Transformation efficiency and transgene expression level in marker-free RDR6-knockdown transgenic tobacco plants

Abstract

RNA silencing is a sequence-specific form of epigenetic regulation that targets invasive nucleic acids. RNA-dependent RNA polymerase6 (RDR6) converts target RNA molecules, such as transgene transcripts, into double-stranded RNAs (dsRNAs) during posttranscriptional gene silencing (PTGS). Then, these dsRNAs are processed into small RNAs that guide sequence-specific RNA degradation.

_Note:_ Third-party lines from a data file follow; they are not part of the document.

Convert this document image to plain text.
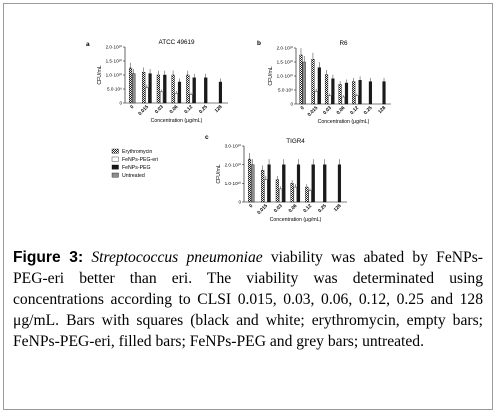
a	ATCC 49619
0
5.0·10⁹
1.0·10¹⁰
1.5·10¹⁰
2.0·10¹⁰
CFU/mL
0 0.015 0.03 0.06 0.12 0.25 128
Concentration (μg/mL)
b	R6
0
5.0·10⁹
1.0·10¹⁰
1.5·10¹⁰
2.0·10¹⁰
CFU/mL
0 0.015 0.03 0.06 0.12 0.25 128
Concentration (μg/mL)
c
TIGR4
0
1.0·10¹⁰
2.0·10¹⁰
3.0·10¹⁰
CFU/mL
0 0.015 0.03 0.06 0.12 0.25 128
Concentration (μg/mL)
Erythromycin
FeNPs-PEG-eri
FeNPs-PEG
Untreated
Figure 3: Streptococcus pneumoniae viability was abated by FeNPs-PEG-eri better than eri. The viability was determinated using concentrations according to CLSI 0.015, 0.03, 0.06, 0.12, 0.25 and 128 μg/mL. Bars with squares (black and white; erythromycin, empty bars; FeNPs-PEG-eri, filled bars; FeNPs-PEG and grey bars; untreated.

T-DNA-derived small RNAs are generated during the transfer of T-DNA from Agrobacterium to plant cells and compromise the function of the genes in the T-DNA. In the present study, we produced selection-marker-free transgenic tobacco plants using the MAT vector system, and expression of the tobacco RDR6 gene (NtRDR6) was suppressed using inverted-repeat-induced PTGS. Reduced expression of the NtRDR6 gene improved the transient expression of the transgene in the agroinfiltrated leaves and enhanced the production of hairy roots after infection with Agrobacterium containing a root-inducing T-DNA. The expression level of the sense transgene was determined in individual hairy roots, and knockdown of the NtRDR6 gene did not affect the distribution of the expression levels in individual transformants. These results indicate that NtRDR6 partially inhibited T-DNA function during T-DNA transfer but did not affect the expression of the transgene in stable transformants, except in transformants showing sense-transgene-induced PTGS.